10. An antibody or fragment thereof that binds a polypeptide comprising an amino acid sequence at least 95% identical to a sequence selected from the group consisting of:

(a) a full length polypeptide of SEQ ID NO:Y or a full length polypeptide encoded by the cDNA Clone ID in ATCC Deposit No:Z corresponding to SEQ ID NO:Y as referenced in Table 1A;

(b) a predicted secreted form of SEQ ID NO:Y or a secreted form of the polypeptide encoded by the cDNA Clone ID in ATCC Deposit No:Z corresponding to SEQ ID NO:Y as referenced in Table 1A;

(c) a polypeptide fragment of SEQ ID NO:Y or a polypeptide fragment encoded by the cDNA Clone ID in ATCC Deposit No:Z corresponding to SEQ ID NO:Y as referenced in Table 1A;

(d) a polypeptide fragment of SEQ ID NO:Y or a polypeptide fragment encoded by the cDNA Clone ID in ATCC Deposit No:Z corresponding to SEQ ID NO:Y as referenced in Table 1A, wherein said fragment has biological activity;

(e) a polypeptide domain of SEQ ID NO:Y as referenced in Table 1B;

(f) a polypeptide domain of SEQ ID NO:Y as referenced in Table 2; and

(g) a predicted epitope of SEQ ID NO:Y as referenced in Table 1B.

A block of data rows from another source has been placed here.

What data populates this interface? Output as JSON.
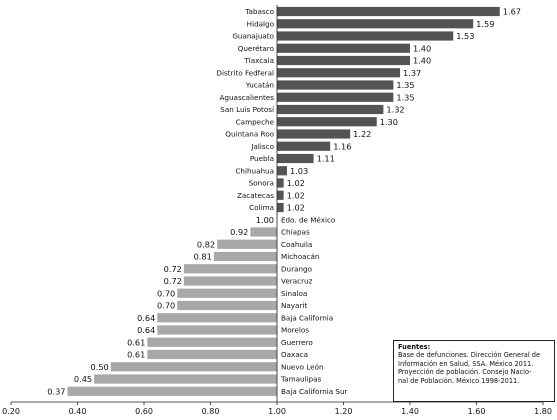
{
  "chart_data": {
    "type": "bar",
    "orientation": "horizontal",
    "baseline": 1.0,
    "xlim": [
      0.2,
      1.8
    ],
    "xticks": [
      "0.20",
      "0.40",
      "0.60",
      "0.80",
      "1.00",
      "1.20",
      "1.40",
      "1.60",
      "1.80"
    ],
    "categories": [
      "Tabasco",
      "Hidalgo",
      "Guanajuato",
      "Querétaro",
      "Tlaxcala",
      "Distrito Fedferal",
      "Yucatán",
      "Aguascalientes",
      "San Luis Potosí",
      "Campeche",
      "Quintana Roo",
      "Jalisco",
      "Puebla",
      "Chihuahua",
      "Sonora",
      "Zacatecas",
      "Colima",
      "Edo. de México",
      "Chiapas",
      "Coahuila",
      "Michoacán",
      "Durango",
      "Veracruz",
      "Sinaloa",
      "Nayarit",
      "Baja California",
      "Morelos",
      "Guerrero",
      "Oaxaca",
      "Nuevo León",
      "Tamaulipas",
      "Baja California Sur"
    ],
    "values": [
      1.67,
      1.59,
      1.53,
      1.4,
      1.4,
      1.37,
      1.35,
      1.35,
      1.32,
      1.3,
      1.22,
      1.16,
      1.11,
      1.03,
      1.02,
      1.02,
      1.02,
      1.0,
      0.92,
      0.82,
      0.81,
      0.72,
      0.72,
      0.7,
      0.7,
      0.64,
      0.64,
      0.61,
      0.61,
      0.5,
      0.45,
      0.37
    ],
    "value_labels": [
      "1.67",
      "1.59",
      "1.53",
      "1.40",
      "1.40",
      "1.37",
      "1.35",
      "1.35",
      "1.32",
      "1.30",
      "1.22",
      "1.16",
      "1.11",
      "1.03",
      "1.02",
      "1.02",
      "1.02",
      "1.00",
      "0.92",
      "0.82",
      "0.81",
      "0.72",
      "0.72",
      "0.70",
      "0.70",
      "0.64",
      "0.64",
      "0.61",
      "0.61",
      "0.50",
      "0.45",
      "0.37"
    ],
    "colors": {
      "above": "#545454",
      "below": "#a8a8a8",
      "axis": "#222222"
    },
    "grid": false
  },
  "sources": {
    "title": "Fuentes:",
    "lines": [
      "Base de defunciones. Dirección General de",
      "Información en Salud, SSA. México 2011.",
      "Proyección de población. Consejo Nacio-",
      "nal de Población. México 1998-2011."
    ]
  }
}
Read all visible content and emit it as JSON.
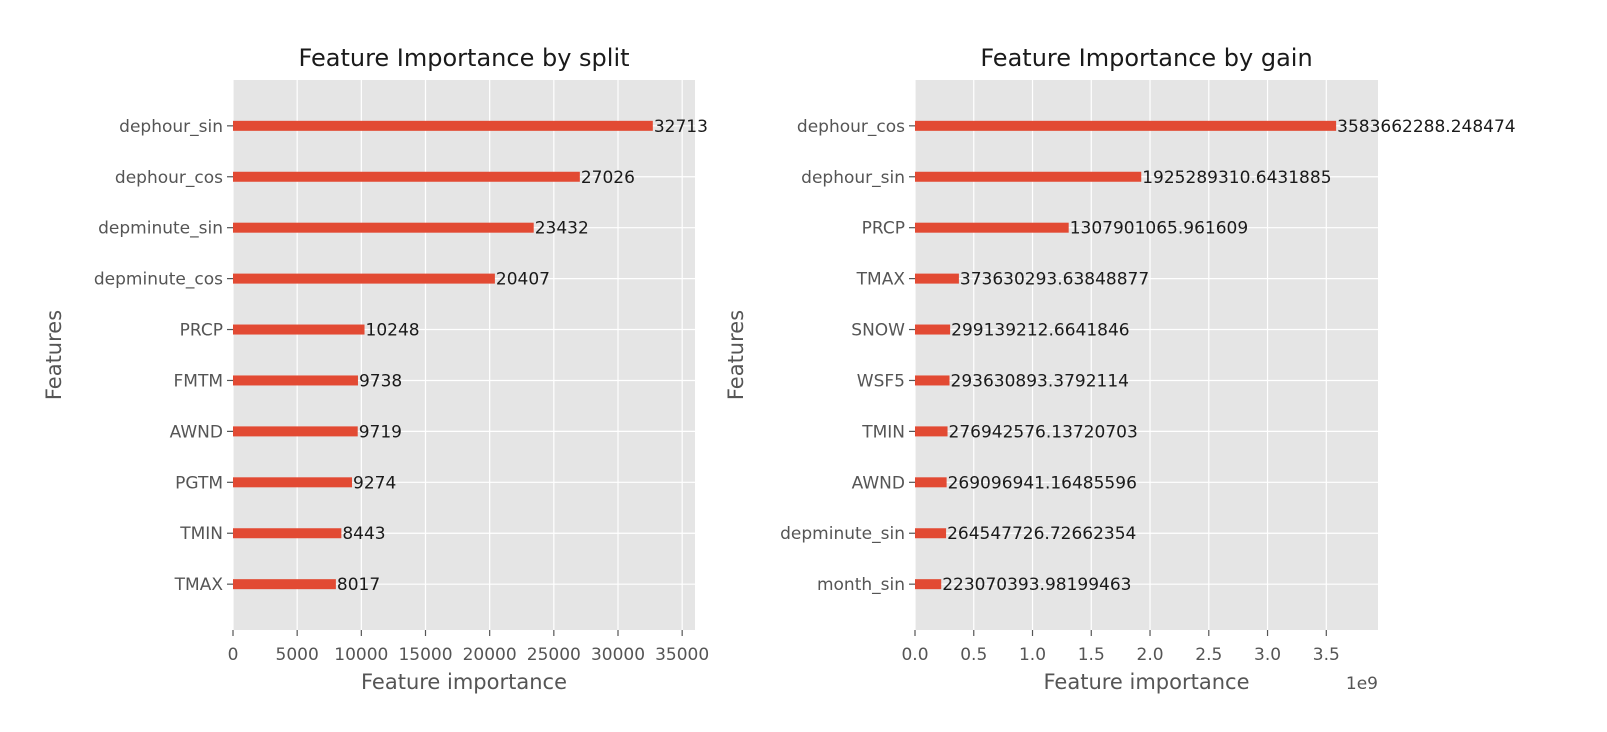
{
  "chart_data": [
    {
      "type": "bar",
      "orientation": "horizontal",
      "title": "Feature Importance by split",
      "xlabel": "Feature importance",
      "ylabel": "Features",
      "xlim": [
        0,
        36000
      ],
      "x_ticks": [
        0,
        5000,
        10000,
        15000,
        20000,
        25000,
        30000,
        35000
      ],
      "x_tick_labels": [
        "0",
        "5000",
        "10000",
        "15000",
        "20000",
        "25000",
        "30000",
        "35000"
      ],
      "x_offset_label": "",
      "grid": true,
      "legend": "none",
      "bar_color": "#e24a33",
      "background_color": "#e5e5e5",
      "categories": [
        "dephour_sin",
        "dephour_cos",
        "depminute_sin",
        "depminute_cos",
        "PRCP",
        "FMTM",
        "AWND",
        "PGTM",
        "TMIN",
        "TMAX"
      ],
      "values": [
        32713,
        27026,
        23432,
        20407,
        10248,
        9738,
        9719,
        9274,
        8443,
        8017
      ],
      "value_labels": [
        "32713",
        "27026",
        "23432",
        "20407",
        "10248",
        "9738",
        "9719",
        "9274",
        "8443",
        "8017"
      ]
    },
    {
      "type": "bar",
      "orientation": "horizontal",
      "title": "Feature Importance by gain",
      "xlabel": "Feature importance",
      "ylabel": "Features",
      "xlim": [
        0,
        3940000000
      ],
      "x_ticks": [
        0,
        500000000,
        1000000000,
        1500000000,
        2000000000,
        2500000000,
        3000000000,
        3500000000
      ],
      "x_tick_labels": [
        "0.0",
        "0.5",
        "1.0",
        "1.5",
        "2.0",
        "2.5",
        "3.0",
        "3.5"
      ],
      "x_offset_label": "1e9",
      "grid": true,
      "legend": "none",
      "bar_color": "#e24a33",
      "background_color": "#e5e5e5",
      "categories": [
        "dephour_cos",
        "dephour_sin",
        "PRCP",
        "TMAX",
        "SNOW",
        "WSF5",
        "TMIN",
        "AWND",
        "depminute_sin",
        "month_sin"
      ],
      "values": [
        3583662288.248474,
        1925289310.6431885,
        1307901065.961609,
        373630293.63848877,
        299139212.6641846,
        293630893.3792114,
        276942576.13720703,
        269096941.16485596,
        264547726.72662354,
        223070393.98199463
      ],
      "value_labels": [
        "3583662288.248474",
        "1925289310.6431885",
        "1307901065.961609",
        "373630293.63848877",
        "299139212.6641846",
        "293630893.3792114",
        "276942576.13720703",
        "269096941.16485596",
        "264547726.72662354",
        "223070393.98199463"
      ]
    }
  ]
}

11. A nucleic acid molecule comprising a polynucleotide sequence at least 95% identical to a sequence selected from the group consisting of:

(a) a polynucleotide fragment of SEQ ID NO:X as referenced in Table 1A;

(b) a polynucleotide encoding a full length polypeptide of SEQ ID NO:Y or a full length polypeptide encoded by the cDNA Clone ID in ATCC Deposit No:Z corresponding to SEQ ID NO:Y as referenced in Table 1A;

(c) a polynucleotide encoding a predicted secreted form of SEQ ID NO:Y or a secreted form of the polypeptide encoded by the cDNA Clone ID in ATCC Deposit No:Z corresponding to SEQ ID NO:Y as referenced in Table 1A;

(d) a polynucleotide encoding a polypeptide fragment of SEQ ID NO:Y or a polypeptide fragment encoded by the cDNA Clone ID in ATCC Deposit No:Z corresponding to SEQ ID NO:Y as referenced in Table 1A;

(e) a polynucleotide encoding a polypeptide fragment of SEQ ID NO:Y or a polypeptide fragment encoded by the cDNA Clone ID in ATCC Deposit No:Z corresponding to SEQ ID NO:Y as referenced in Table 1A, wherein said fragment has biological activity;

(f) a polynucleotide encoding a polypeptide domain of SEQ ID NO:Y as referenced in Table 1B;

(g) a polynucleotide encoding a polypeptide domain of SEQ ID NO:Y as referenced in Table 2; and

(h) a polynucleotide encoding a predicted epitope of SEQ ID NO:Y as referenced in Table 1B.

12. The nucleic acid molecule of claim 11, wherein said nucleic acid molecule comprises a heterologous polynucleotide sequence.

13. A recombinant vector comprising the nucleic acid molecule of claim 11.

14. A recombinant host cell comprising the recombinant vector of claim 13.